Michael Schlein is the president and CEO of Accion, a global microfinance and impact investment nonprofit.

==Biography ==

Schlein holds a bachelor's degree in economics and a master's degree in political science from the Massachusetts Institute of Technology. He graduated Phi Beta Kappa in 1984. He also studied at the London School of Economics in 1983.
He is married to Lisa Jordan Tamagni and resides with his family in Brooklyn, New York.

== Career ==

Schlein began his career at Smith Barney, where he worked with municipal governments on access to capital markets. He then was Chief of Staff to the New York City Deputy Mayor for Finance and Economic Development (1989-1993), and then Chief of Staff under Chairman Arthur Levitt at the U.S. Securities and Exchange Commission (1994-1997).

He returned to the private sector in 1997, working directly for then-Smith Barney CEO Jamie Dimon. Following the firm's merger with Salomon Brothers, Travelers, and Citibank into the newly created Citigroup, he assumed responsibilities for government relations, philanthropy, internal and external strategic communications and branding, human resources and international franchise management. He was a member of the firm's Management Committee, Executive Director of its Business Practices Committee, as a director of Citibank, N.A.; Poland's Bank Handlowy, and Citibank Korea, Inc.

Through his work with Citi's philanthropic arm, the Citi Foundation, he became interested in microfinance and worked with Accion, a global non-profit that helps provide financial services for those living in poverty. He joined Accion's board of directors in 2007. He was appointed president and CEO of Accion following Maria Otero’s departure in September 2009.

At Accion, he has overseen significant expansions of the organization, including a new strategy focused on the broader goal of financial inclusion where everyone has access to the financial tools they need to help improve their lives. Schlein is a vocal advocate of building economic opportunity through microfinance, impact investing, and social entrepreneurship, and he is frequently quoted in the media, including Reuters, American Banker, and Institutional Investor on related subjects.

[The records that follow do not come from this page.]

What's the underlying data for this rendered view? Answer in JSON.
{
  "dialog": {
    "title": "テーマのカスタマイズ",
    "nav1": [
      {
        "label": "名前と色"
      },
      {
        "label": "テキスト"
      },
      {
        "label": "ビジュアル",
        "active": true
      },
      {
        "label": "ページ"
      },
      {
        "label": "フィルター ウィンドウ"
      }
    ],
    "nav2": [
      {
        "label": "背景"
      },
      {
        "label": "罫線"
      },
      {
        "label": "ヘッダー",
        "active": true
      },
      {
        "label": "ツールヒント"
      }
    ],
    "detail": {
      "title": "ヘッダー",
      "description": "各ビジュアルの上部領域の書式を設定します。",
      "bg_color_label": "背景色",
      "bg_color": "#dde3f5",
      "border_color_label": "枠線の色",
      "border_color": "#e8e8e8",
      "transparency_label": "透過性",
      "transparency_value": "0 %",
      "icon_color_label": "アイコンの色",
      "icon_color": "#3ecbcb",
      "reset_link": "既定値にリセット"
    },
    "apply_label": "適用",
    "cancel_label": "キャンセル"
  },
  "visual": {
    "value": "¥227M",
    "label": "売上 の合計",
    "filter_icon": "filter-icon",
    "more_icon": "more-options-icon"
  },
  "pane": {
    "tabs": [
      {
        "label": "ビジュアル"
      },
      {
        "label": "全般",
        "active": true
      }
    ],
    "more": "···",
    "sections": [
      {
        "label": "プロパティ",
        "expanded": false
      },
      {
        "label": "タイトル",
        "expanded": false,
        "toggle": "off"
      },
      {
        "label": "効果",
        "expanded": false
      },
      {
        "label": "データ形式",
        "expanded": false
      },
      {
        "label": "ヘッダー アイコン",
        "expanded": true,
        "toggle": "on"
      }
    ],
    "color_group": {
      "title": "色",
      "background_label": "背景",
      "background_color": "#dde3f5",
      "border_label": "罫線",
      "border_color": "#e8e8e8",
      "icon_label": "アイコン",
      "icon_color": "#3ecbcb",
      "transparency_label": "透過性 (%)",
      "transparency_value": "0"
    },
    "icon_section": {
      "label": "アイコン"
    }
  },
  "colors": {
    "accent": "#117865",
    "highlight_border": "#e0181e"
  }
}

== Related professional work ==

In April of 2014, New York City Mayor Bill de Blasio appointed Schlein to serve as the chairman of the New York City Economic Development Corporation. Schlein and de Blasio are long-time personal friends, having worked together in the Dinkins Administration. He has stated that he plans to “be more prudent” in the city's approach to corporate subsidies and tax incentives, noting that “New York City is a magnet for talent and employees” and NYC is “now in a position of strength.” He also serves on the board of directors for BancoSol in Bolivia, and is a member of the Council on Foreign Relations.